As a student of Skinner's, Lindsley encountered the free operant, and saw the power of free operant conditioning and rate of response. Within a couple of years Ogden took operant conditioning to the applied world for the analysis of human behavior. In 1953 Lindsley established the first human operant laboratory at Metropolitan State Hospital in Waltham, Massachusetts. There, he analyzed experimentally the behaviors of persons diagnosed with schizophrenia. This research confirmed the power of rate of response as the most sensitive, and powerful, measure of behavior. Also, during his tenure at "Met State" Lindsley coined the term "Behavior Therapy," the first person to do so (as Og notes, this can be verified from an entry of the same name in the Boston telephone directory of that year).

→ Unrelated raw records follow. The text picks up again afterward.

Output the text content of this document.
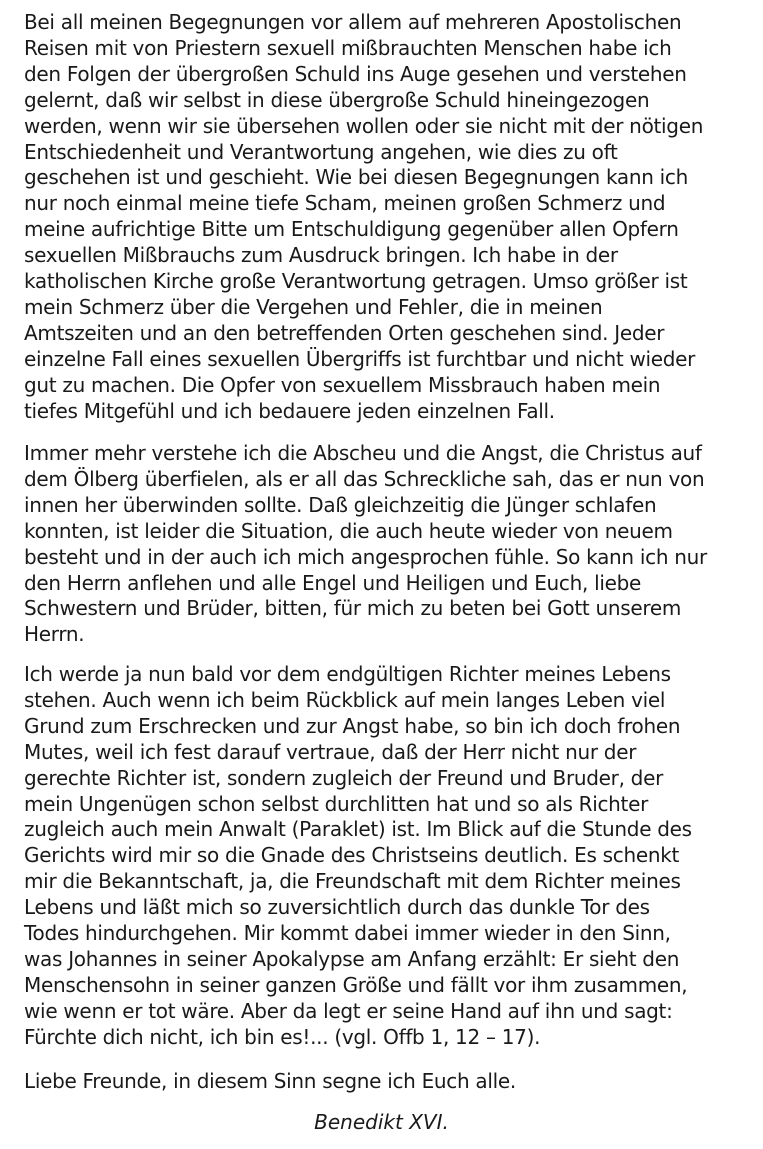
Bei all meinen Begegnungen vor allem auf mehreren Apostolischen
Reisen mit von Priestern sexuell mißbrauchten Menschen habe ich
den Folgen der übergroßen Schuld ins Auge gesehen und verstehen
gelernt, daß wir selbst in diese übergroße Schuld hineingezogen
werden, wenn wir sie übersehen wollen oder sie nicht mit der nötigen
Entschiedenheit und Verantwortung angehen, wie dies zu oft
geschehen ist und geschieht. Wie bei diesen Begegnungen kann ich
nur noch einmal meine tiefe Scham, meinen großen Schmerz und
meine aufrichtige Bitte um Entschuldigung gegenüber allen Opfern
sexuellen Mißbrauchs zum Ausdruck bringen. Ich habe in der
katholischen Kirche große Verantwortung getragen. Umso größer ist
mein Schmerz über die Vergehen und Fehler, die in meinen
Amtszeiten und an den betreffenden Orten geschehen sind. Jeder
einzelne Fall eines sexuellen Übergriffs ist furchtbar und nicht wieder
gut zu machen. Die Opfer von sexuellem Missbrauch haben mein
tiefes Mitgefühl und ich bedauere jeden einzelnen Fall.
Immer mehr verstehe ich die Abscheu und die Angst, die Christus auf
dem Ölberg überfielen, als er all das Schreckliche sah, das er nun von
innen her überwinden sollte. Daß gleichzeitig die Jünger schlafen
konnten, ist leider die Situation, die auch heute wieder von neuem
besteht und in der auch ich mich angesprochen fühle. So kann ich nur
den Herrn anflehen und alle Engel und Heiligen und Euch, liebe
Schwestern und Brüder, bitten, für mich zu beten bei Gott unserem
Herrn.
Ich werde ja nun bald vor dem endgültigen Richter meines Lebens
stehen. Auch wenn ich beim Rückblick auf mein langes Leben viel
Grund zum Erschrecken und zur Angst habe, so bin ich doch frohen
Mutes, weil ich fest darauf vertraue, daß der Herr nicht nur der
gerechte Richter ist, sondern zugleich der Freund und Bruder, der
mein Ungenügen schon selbst durchlitten hat und so als Richter
zugleich auch mein Anwalt (Paraklet) ist. Im Blick auf die Stunde des
Gerichts wird mir so die Gnade des Christseins deutlich. Es schenkt
mir die Bekanntschaft, ja, die Freundschaft mit dem Richter meines
Lebens und läßt mich so zuversichtlich durch das dunkle Tor des
Todes hindurchgehen. Mir kommt dabei immer wieder in den Sinn,
was Johannes in seiner Apokalypse am Anfang erzählt: Er sieht den
Menschensohn in seiner ganzen Größe und fällt vor ihm zusammen,
wie wenn er tot wäre. Aber da legt er seine Hand auf ihn und sagt:
Fürchte dich nicht, ich bin es!... (vgl. Offb 1, 12 – 17).
Liebe Freunde, in diesem Sinn segne ich Euch alle.
Benedikt XVI.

From 1953 until 1965, Lindsley accepted a series of appointments with Harvard Medical School. During that time he occupied himself with writing research grants and contracts to fund the "Behavioral Research Laboratory." When not seeking funding, he would run experiments on free operant conditioning. One series of experiments concerned "conjugate schedules of reinforcement." In these schedules, the intensity of a continuously available reinforcing stimulus depends on the rate of response. Unlike other schedules that imposed either a response ratio requirement, or a response interval requirement, these schedules were "freer" - they depended on the person's rate of response. Moreover, instead of producing a discrete reinforcer, responding increased the amplitude of one that was always present. This research held enormous implications for understanding preference, as well as even finding out what sorts of stimuli are reinforcing for individuals. Lindsley published a series of articles on conjugate schedules, dispersing these articles in what he called "field publications." For instance, one prominent article appeared in 1962 in the Journal of Advertising Research, with a clear demonstration of the reinforcing power of both television programs and the commericals, all behavior captured on cumulative response recorders. Alas, despite these many "field publications," the field of behavior analysis has yet to pursue further investigation of conjugate schedules and their continuous variables.

In 1957 Og helped establish the new Journal of the Experimental Analysis of Behavior, also known by its initials, JEAB. A founding member of the new Society for the Experimental Analysis of Behavior, he served on JEAB's editorial board from 1957 to 1967. Lindsley and other behaviorists developed this journal precisely because behavioral research, in the tradition established by Skinner - single subject research designs using cumulative response recorders and rate of response in study of operant behavior - were not getting published in mainstream Psychology journals.

In 1964 Lindsley published a paper titled "Direct Measurement and Prosthesis of Retarded Behavior" in the Journal of Education. According to many, this paper marked the beginning of what would be called Precision Teaching.

However, in between helping to found JEAB, conducting research on conjugate schedules and other problems in operant behavior, Lindsley spent much time writing grants. He came to the conclusion that grant-writing detracted from his scientific research, and by 1965 decided to change his research focus from the human operant lab to applied educational research.